MLBoh

mlboh.mlboh.manual_parallel_cv_processes(estimator, X, y, cv, metric, max_workers=4, *args, **kwargs)[source]

Run cross-validation manually using multiple processes.

Parameters:
  • estimator (BaseEstimator) – Machine learning estimator pipeline to use

  • X (np.ndarray) – Input variables/features to analyze without train/test subdivision

  • y (np.ndarray) – Input labels/ground-truths to analyze without train/test subdivision

  • train_idx (list) – List of indices to use for the train set

  • test_idx (list) – List of indices to use for the test set

  • metric (callable) – Sklearn-like callable function in which the first argument is the y_true list and the second is the y_pred list

  • max_worker (int (default := 4)) – Maximum number of threads to use for the parallelization

  • max_workers (int)

Returns:

score – Output list of the metric function applied on the predicted labels of the provided ML model.

Return type:

np.ndarray

mlboh.mlboh.manual_parallel_cv_threads(estimator, X, y, cv, metric, max_workers=4, *args, **kwargs)[source]

Run cross-validation manually using multiple threads.

Parameters:
  • estimator (BaseEstimator) – Machine learning estimator pipeline to use

  • X (np.ndarray) – Input variables/features to analyze without train/test subdivision

  • y (np.ndarray) – Input labels/ground-truths to analyze without train/test subdivision

  • train_idx (list) – List of indices to use for the train set

  • test_idx (list) – List of indices to use for the test set

  • metric (callable) – Sklearn-like callable function in which the first argument is the y_true list and the second is the y_pred list

  • max_worker (int (default := 4)) – Maximum number of threads to use for the parallelization

  • max_workers (int)

Returns:

score – Output list of the metric function applied on the predicted labels of the provided ML model.

Return type:

np.ndarray

Functions

mlboh.mlboh.manual_parallel_cv_threads(estimator, X, y, cv, metric, max_workers=4, *args, **kwargs)[source]

Run cross-validation manually using multiple threads.

Parameters:
  • estimator (BaseEstimator) – Machine learning estimator pipeline to use

  • X (np.ndarray) – Input variables/features to analyze without train/test subdivision

  • y (np.ndarray) – Input labels/ground-truths to analyze without train/test subdivision

  • train_idx (list) – List of indices to use for the train set

  • test_idx (list) – List of indices to use for the test set

  • metric (callable) – Sklearn-like callable function in which the first argument is the y_true list and the second is the y_pred list

  • max_worker (int (default := 4)) – Maximum number of threads to use for the parallelization

  • max_workers (int)

Returns:

score – Output list of the metric function applied on the predicted labels of the provided ML model.

Return type:

np.ndarray

mlboh.mlboh.manual_parallel_cv_processes(estimator, X, y, cv, metric, max_workers=4, *args, **kwargs)[source]

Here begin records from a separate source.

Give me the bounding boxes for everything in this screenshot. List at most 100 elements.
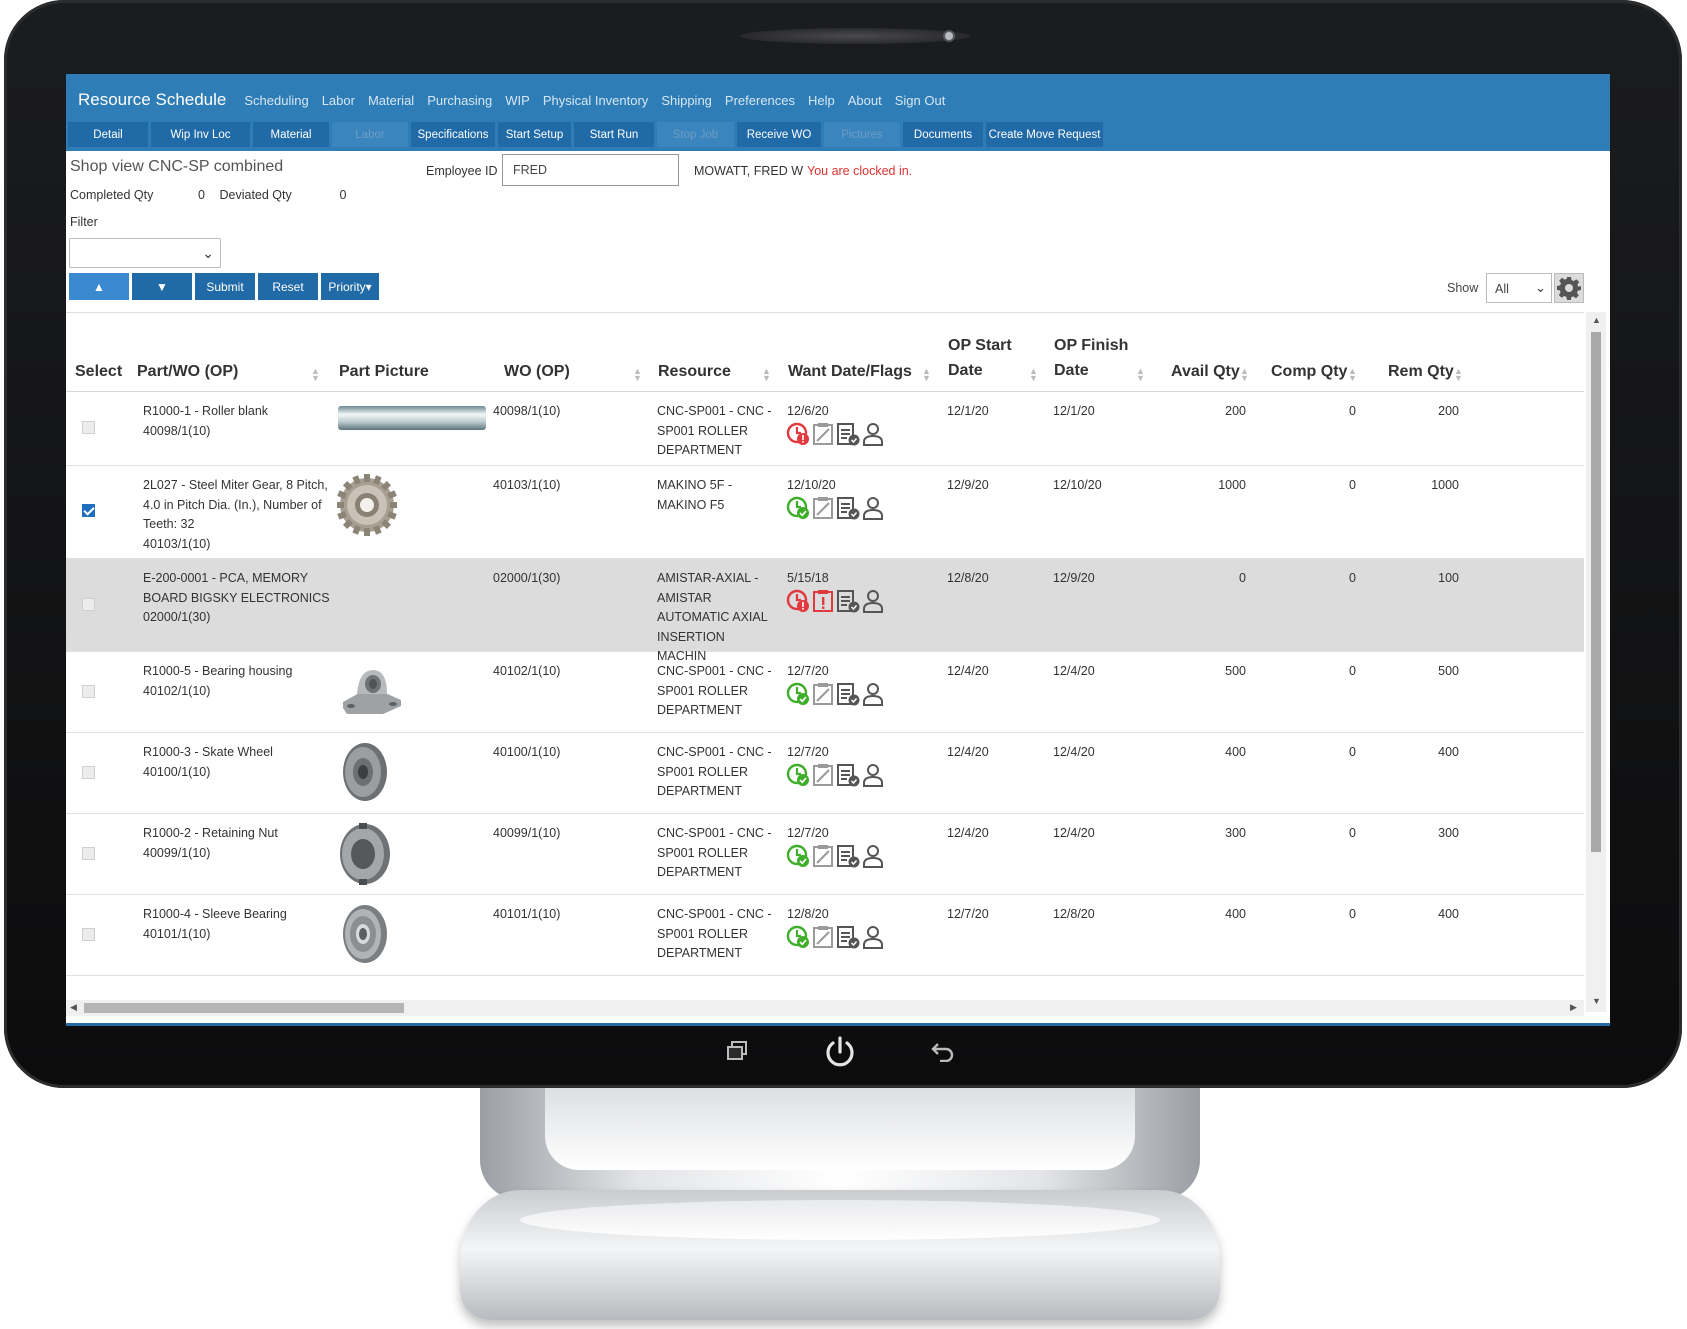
stop-job-button[interactable]: Stop Job [657, 122, 734, 147]
scroll-left-icon[interactable]: ◀ [70, 1002, 77, 1013]
table-row[interactable]: E-200-0001 - PCA, MEMORY BOARD BIGSKY ELE… [66, 559, 1584, 663]
col-comp-qty[interactable]: Comp Qty [1271, 359, 1347, 384]
clock-ok-icon[interactable] [786, 763, 810, 787]
col-select[interactable]: Select [75, 359, 122, 384]
row-select-checkbox[interactable] [82, 685, 95, 698]
row-select-checkbox[interactable] [82, 847, 95, 860]
notepad-icon[interactable] [812, 844, 834, 868]
document-check-icon[interactable] [836, 844, 860, 868]
col-resource[interactable]: Resource [658, 359, 731, 384]
sort-icon[interactable]: ▲ ▼ [762, 367, 771, 383]
table-row[interactable]: R1000-5 - Bearing housing 40102/1(10) 4010… [66, 652, 1584, 733]
detail-button[interactable]: Detail [68, 122, 148, 147]
filter-select[interactable]: ⌄ [69, 238, 221, 268]
nav-material[interactable]: Material [368, 93, 414, 108]
nav-labor[interactable]: Labor [322, 93, 355, 108]
scroll-up-icon[interactable]: ▲ [1592, 315, 1601, 325]
vertical-scrollbar[interactable]: ▲ ▼ [1586, 312, 1606, 1012]
horizontal-scroll-thumb[interactable] [84, 1003, 404, 1013]
person-icon[interactable] [862, 763, 884, 787]
col-part-wo[interactable]: Part/WO (OP) [137, 359, 238, 384]
notepad-icon[interactable] [812, 422, 834, 446]
sort-icon[interactable]: ▲ ▼ [922, 367, 931, 383]
documents-button[interactable]: Documents [903, 122, 983, 147]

Run cross-validation manually using multiple processes.

Parameters:
  • estimator (BaseEstimator) – Machine learning estimator pipeline to use

  • X (np.ndarray) – Input variables/features to analyze without train/test subdivision

  • y (np.ndarray) – Input labels/ground-truths to analyze without train/test subdivision

  • train_idx (list) – List of indices to use for the train set

  • test_idx (list) – List of indices to use for the test set

  • metric (callable) – Sklearn-like callable function in which the first argument is the y_true list and the second is the y_pred list

  • max_worker (int (default := 4)) – Maximum number of threads to use for the parallelization

  • max_workers (int)

Returns:

score – Output list of the metric function applied on the predicted labels of the provided ML model.

Return type:

np.ndarray

mlboh.mlboh._train_and_score(estimator, X, y, train_idx, test_idx, metric, *args, **kwargs)[source]

Single fold fit->prediction of the estimator pipeline.

Parameters:
  • estimator (BaseEstimator) – Machine learning estimator pipeline to use

  • X (np.ndarray) – Input variables/features to analyze without train/test subdivision

  • y (np.ndarray) – Input labels/ground-truths to analyze without train/test subdivision

  • train_idx (list) – List of indices to use for the train set

  • test_idx (list) – List of indices to use for the test set

  • metric (callable) – Sklearn-like callable function in which the first argument is the y_true list and the second is the y_pred list

Returns:

score – Output of the metric function applied on the predicted labels of the provided ML model.

Return type:

float

Notes

This function performes an internal copy of the provided estimator. This is particularly import when you want to use a parallelism based on theads in which ALL the involved variables are SHARED among all the threads; if the pipeline is not manually copied, a “slow thread” could find the estimator already fitted, avoiding the re-fit and so introducing errors in the data management (!!!)